Pada proses fermentasi koji (fermentasi dengan kapang) pertama praktikan merendam kedelai mentah dalam air selama 1 malam hingga mekar. Hari selanjutnya kedelai dicuci, dan dibiarkan di udara terbuka hingga kering. Proses perendaman ini menurut Kasmidjo (1990) bertujuan untuk mempermudah proses pelepasan kulit ari dari biji kedelai dan sekaligus untuk melunakkan biji kedelai. Dan ditambahkan menurut Tortora et al (1995) bahwa proses perendaman kedelai dapat memperlunak kedelai karena terjadi hidrasi air ke dalam biji kedelai, sehingga proses pemasakan biji kedelai dapat berjalan lebih singkat karena biji kedelai menjadi lebih lunak. Proses perendaman yang dilakukan oleh praktikan menggunakan air dalam jumlah banyak, hal ini juga sesuai dengan pernyataan Kasmidjo (1990) bahwa perendaman harus dilakukan dengan jumlah air yang melimpah agar kedelai dapat menyerap air dan beratnya meningkat hingga 2-3 kali lipat.

Kedelai mentah selanjutnya direbus hingga matang. Proses perebusan kedelai dapat dilihat pada Gambar 1.

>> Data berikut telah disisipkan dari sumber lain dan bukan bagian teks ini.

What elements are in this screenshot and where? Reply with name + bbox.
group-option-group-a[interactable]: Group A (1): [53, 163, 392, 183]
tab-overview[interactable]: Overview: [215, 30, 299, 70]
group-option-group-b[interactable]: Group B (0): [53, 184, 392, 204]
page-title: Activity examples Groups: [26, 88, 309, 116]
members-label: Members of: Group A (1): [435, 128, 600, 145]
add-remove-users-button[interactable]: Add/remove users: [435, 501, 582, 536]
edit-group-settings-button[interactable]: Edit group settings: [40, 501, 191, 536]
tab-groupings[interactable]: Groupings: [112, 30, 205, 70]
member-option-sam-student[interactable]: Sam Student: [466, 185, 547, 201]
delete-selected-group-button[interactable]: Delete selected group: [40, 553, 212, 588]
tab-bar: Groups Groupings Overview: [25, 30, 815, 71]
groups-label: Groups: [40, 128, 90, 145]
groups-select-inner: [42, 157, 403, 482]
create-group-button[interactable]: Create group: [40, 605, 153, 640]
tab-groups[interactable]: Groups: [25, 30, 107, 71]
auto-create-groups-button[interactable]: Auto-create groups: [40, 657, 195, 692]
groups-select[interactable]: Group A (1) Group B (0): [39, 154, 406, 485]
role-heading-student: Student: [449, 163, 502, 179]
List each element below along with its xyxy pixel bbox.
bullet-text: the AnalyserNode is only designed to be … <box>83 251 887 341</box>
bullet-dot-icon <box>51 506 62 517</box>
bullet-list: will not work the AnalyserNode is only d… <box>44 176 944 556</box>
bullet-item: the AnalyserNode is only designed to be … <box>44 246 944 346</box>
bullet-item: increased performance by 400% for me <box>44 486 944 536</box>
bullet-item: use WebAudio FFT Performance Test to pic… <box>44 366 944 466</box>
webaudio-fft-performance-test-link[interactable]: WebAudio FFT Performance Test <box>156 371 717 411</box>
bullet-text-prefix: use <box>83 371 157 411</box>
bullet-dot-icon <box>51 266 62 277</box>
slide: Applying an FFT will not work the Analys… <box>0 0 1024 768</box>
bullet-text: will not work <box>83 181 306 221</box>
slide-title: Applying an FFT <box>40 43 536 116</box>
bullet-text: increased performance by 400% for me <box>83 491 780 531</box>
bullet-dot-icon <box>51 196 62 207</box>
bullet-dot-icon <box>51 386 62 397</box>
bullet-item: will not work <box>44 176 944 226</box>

Gambar 1. Proses Perebusan Kedelai

Hal ini sesuai dengan pernyataan dari Tortora et al (1995) bahwa pada pembuatan kecap proses perebusan biji kedelai memiliki fungsi penting yaitu: Membantu pelunakkan biji kedelai sehingga mempermudah proses pemasakan Menghilangkan aroma langu pada kedelai dengan menginaktivasi enzim lipoksigenase Mengurangi mikroorganisme Merusak protein inhibitor Menginaktifkan zat-zat antinutrisi Mempermudah enzim pada kapang untuk menghidrolisis protein kedelai saat fermentasi berlangsung.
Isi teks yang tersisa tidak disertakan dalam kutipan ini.